Biri Bize Büyüdüğümüzü İspatlasın! İçimizdeki Çocuğu Durduramadığımız 10 An
Çocuk ruhumuzu kaybetmediğimiz bir kesin. Ama ne zaman ortaya çıkacağını pek kestiremiyoruz :) Kimimiz alakasız bir yerde istediği şeyi en açık şekilde söylemeyi seçiyor, kimimiz de mutlu olduğunda yapıştırıyor en çocukluğundan kalma sevinç hareketini :)
İçinizdeki çocuk size hiç sormadan dışarı fırlıyorsa bu anlar size de tanıdık gelecek eminiz;
1. Sevdiğimiz birileri bizi alaya alıyor ve içten içe onun yaptıklarına gülerek kızıyorsak çare cebimizde; çocukluğumuza dönmek.
2. Doğum günümüz ya da bizimle ilgili özel bir günse eğer, biraz çok sevildiğimiz doğrudur. Ama incecik bir çizgimiz var; eğer o sevgi biraz daha fazlalaşırsa biz gidiyoruz geliyor yerimize bir anaokulu çocuğu.
Deme öyle yaa! diye şakadan pata pata vurmalar mı istersin, üzerindeki kıyafeti tutup bir sağa bir sola döndürenler mi 😂
3. Çocukken yapmaya çok alıştığımız şeyler var. Parka gitmek, iskeleden bombalama atlamak ya da en basitinden mahallede basketbol oynamak ^^ Bunları bu yaşımızda tekrar yaptığımızda içimizdeki afacan alıyor başını gidiyor.
Kendimizi arkadaşımızın sırtına binerken ya da mızıkçılık yaparken bulmamız an meselesi.
4. İş arkadaşlarımızla aramız biraz iyiyse yeri geliyor en ciddi toplantılarda fikirlerimizi anlatırken içimiz içimize sığmıyor bi bakıyoruz konuşurken çocukluğumuza ışınlanmışız.
Hele ki birilerini ikna etmek istiyorsak 'nolur çanki ofise kahve makinası alsak yağaa' diye konuya girmemiz an meselesi.
5. Annemizi, babamızı ya da çocukken çok kahrımızı çekmiş akrabalarımızı görür görmez bizi tutabilene aşkolsun!
Hele ki bir de çocukluk anılarımız anlatılıyorsa kıkır kıkır aklımızda ne yaramazlık yapsamlar türemeye başlıyor.
6. Hastalandıysak ya da başımıza ufak bir şey geldiyse; etrafımızda bizimle çokça ilgilenen sevdiklerimizi görünce yine içimizden çıkıyor o ufaklık.
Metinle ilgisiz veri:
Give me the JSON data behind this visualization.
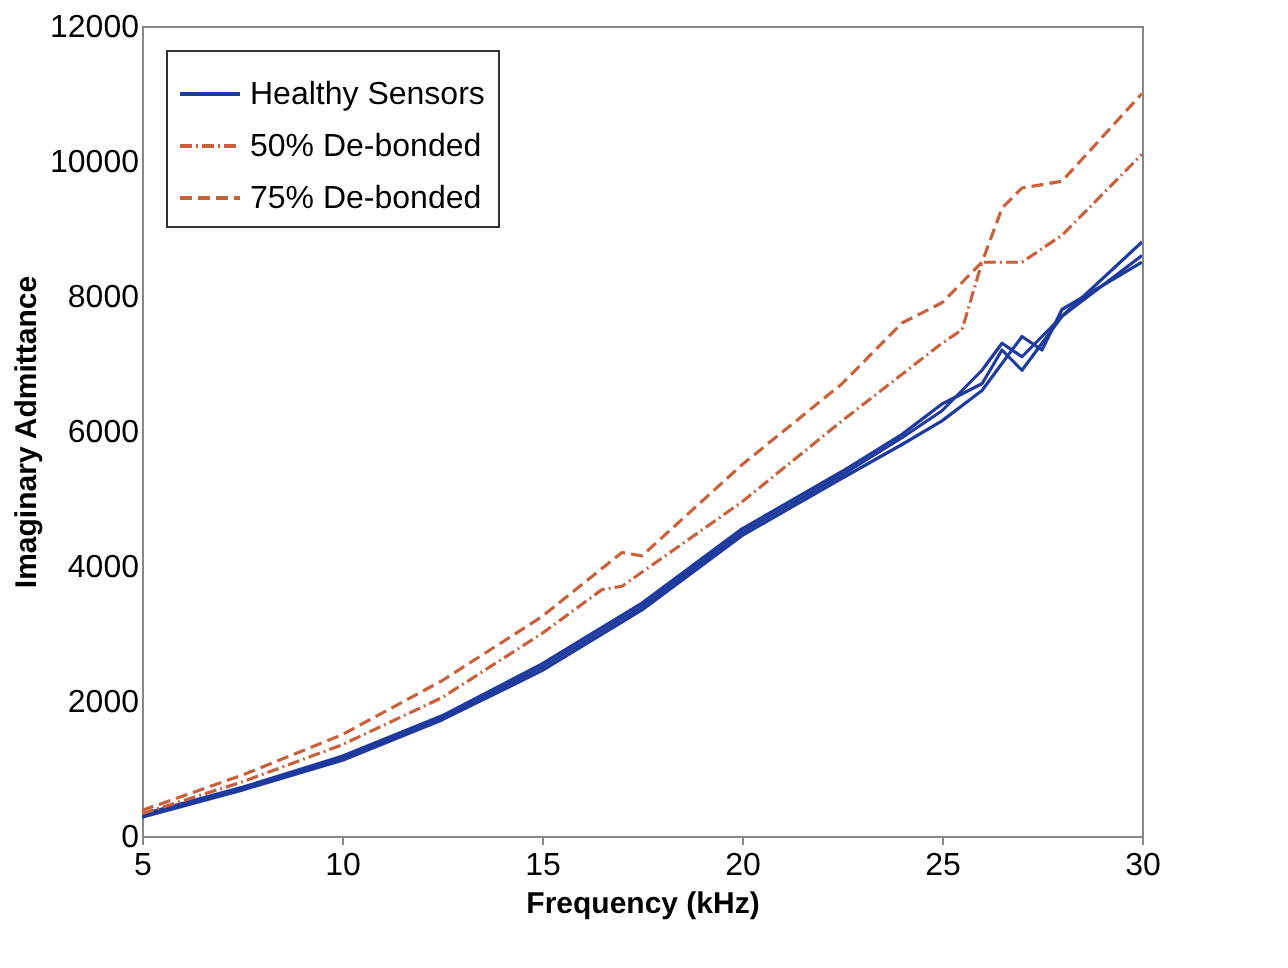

Sevilmenin de etkisiyle mutluluktan sıkıntılarımızı unutsak da 'en çok şuram acıdı' gibi demeçler verirken buluyoruz kendimizi :)
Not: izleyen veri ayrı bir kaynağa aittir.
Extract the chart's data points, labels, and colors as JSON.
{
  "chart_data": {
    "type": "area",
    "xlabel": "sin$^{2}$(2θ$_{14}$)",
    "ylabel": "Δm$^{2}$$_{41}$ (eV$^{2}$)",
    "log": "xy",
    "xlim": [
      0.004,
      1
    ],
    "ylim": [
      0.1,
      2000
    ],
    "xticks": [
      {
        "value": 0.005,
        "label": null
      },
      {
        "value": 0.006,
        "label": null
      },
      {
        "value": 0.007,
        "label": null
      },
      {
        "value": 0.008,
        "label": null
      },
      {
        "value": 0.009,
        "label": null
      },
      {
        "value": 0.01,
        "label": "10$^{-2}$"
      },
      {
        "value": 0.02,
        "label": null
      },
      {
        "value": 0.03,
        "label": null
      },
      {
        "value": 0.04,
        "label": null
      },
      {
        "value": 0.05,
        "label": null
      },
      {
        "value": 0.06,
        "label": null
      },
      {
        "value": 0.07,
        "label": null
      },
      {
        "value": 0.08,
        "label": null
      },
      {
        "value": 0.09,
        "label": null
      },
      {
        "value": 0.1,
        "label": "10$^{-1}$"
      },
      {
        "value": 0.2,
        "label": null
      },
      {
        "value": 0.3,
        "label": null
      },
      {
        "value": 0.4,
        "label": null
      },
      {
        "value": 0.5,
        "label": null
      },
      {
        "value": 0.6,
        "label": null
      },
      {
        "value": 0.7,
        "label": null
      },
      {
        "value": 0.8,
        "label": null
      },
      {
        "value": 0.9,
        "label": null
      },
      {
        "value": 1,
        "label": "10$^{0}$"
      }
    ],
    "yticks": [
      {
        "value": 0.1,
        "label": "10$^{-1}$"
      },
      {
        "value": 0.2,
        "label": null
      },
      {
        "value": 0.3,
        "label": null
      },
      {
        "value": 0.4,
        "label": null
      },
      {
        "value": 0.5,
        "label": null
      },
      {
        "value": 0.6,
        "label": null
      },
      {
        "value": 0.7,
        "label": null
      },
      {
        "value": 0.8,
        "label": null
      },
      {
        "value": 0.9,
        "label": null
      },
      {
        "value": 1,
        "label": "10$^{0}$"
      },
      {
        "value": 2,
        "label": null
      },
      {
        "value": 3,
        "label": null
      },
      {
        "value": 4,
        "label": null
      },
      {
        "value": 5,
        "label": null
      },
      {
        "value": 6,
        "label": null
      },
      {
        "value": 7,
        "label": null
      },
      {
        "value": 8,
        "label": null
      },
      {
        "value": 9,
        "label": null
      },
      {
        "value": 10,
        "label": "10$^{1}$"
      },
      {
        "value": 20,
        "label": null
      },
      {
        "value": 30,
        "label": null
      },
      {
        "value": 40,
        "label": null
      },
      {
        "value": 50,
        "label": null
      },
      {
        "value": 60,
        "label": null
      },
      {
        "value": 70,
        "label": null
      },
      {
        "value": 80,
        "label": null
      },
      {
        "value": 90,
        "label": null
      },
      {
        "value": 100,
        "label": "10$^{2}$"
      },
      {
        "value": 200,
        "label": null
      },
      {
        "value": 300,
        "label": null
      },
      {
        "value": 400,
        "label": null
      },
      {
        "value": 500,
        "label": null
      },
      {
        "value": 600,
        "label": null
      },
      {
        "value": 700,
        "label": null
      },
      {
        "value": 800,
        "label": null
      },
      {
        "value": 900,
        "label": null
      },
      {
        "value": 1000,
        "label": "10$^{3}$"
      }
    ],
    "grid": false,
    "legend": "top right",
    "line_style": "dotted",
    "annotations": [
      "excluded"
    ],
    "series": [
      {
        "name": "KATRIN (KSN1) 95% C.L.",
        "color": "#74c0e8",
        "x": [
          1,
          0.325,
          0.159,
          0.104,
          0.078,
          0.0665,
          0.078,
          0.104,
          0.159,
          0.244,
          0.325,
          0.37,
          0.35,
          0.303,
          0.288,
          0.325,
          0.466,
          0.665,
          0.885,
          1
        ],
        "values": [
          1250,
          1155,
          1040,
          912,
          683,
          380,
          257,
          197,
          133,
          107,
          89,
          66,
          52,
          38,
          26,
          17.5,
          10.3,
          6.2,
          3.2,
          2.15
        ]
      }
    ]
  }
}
7. İster bilgisayar oyunu olsun, ister masa oyunu isterseniz de kart oyunu! Yakın arkadaşlarımızla oyun oynuyorsak yaşımızı gösterebilmemizin imkanı yok!
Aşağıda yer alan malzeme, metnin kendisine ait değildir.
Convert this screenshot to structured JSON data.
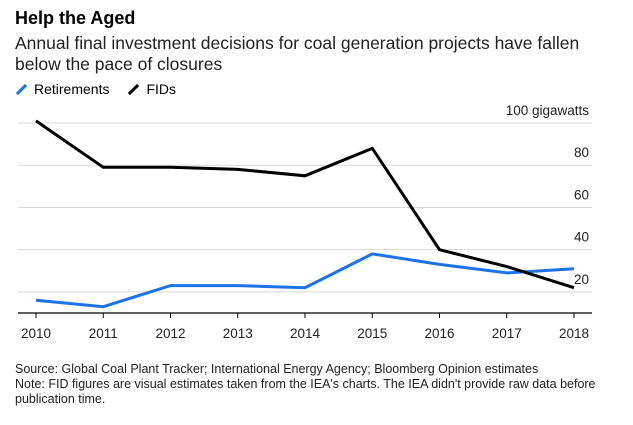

Kimi taş çalar, kimi itiraz ederken bir bakmışsın bağırarak oradan oraya koşar, ya da 'banane banane' solosunu atmaya başlar...
8. Bunu söylemekten hiç çekinmiyoruz ve hatta itiraf ediyoruz; çok seviyor ve çok seviliyorsak.
Bu kulaklar çocuk sesiyle söylenmiş ne 'aşkuş'lar, 'kumpirim'ler, 'bibiştom'lar, 'öyle demesene yaaa şapşik'ler duydu ^^
9. Bizi çok sevindiren bir haber aldıysak, bu anlardaki çocuksu sevinç gösterilerimizden biz sorumlu değiliz :)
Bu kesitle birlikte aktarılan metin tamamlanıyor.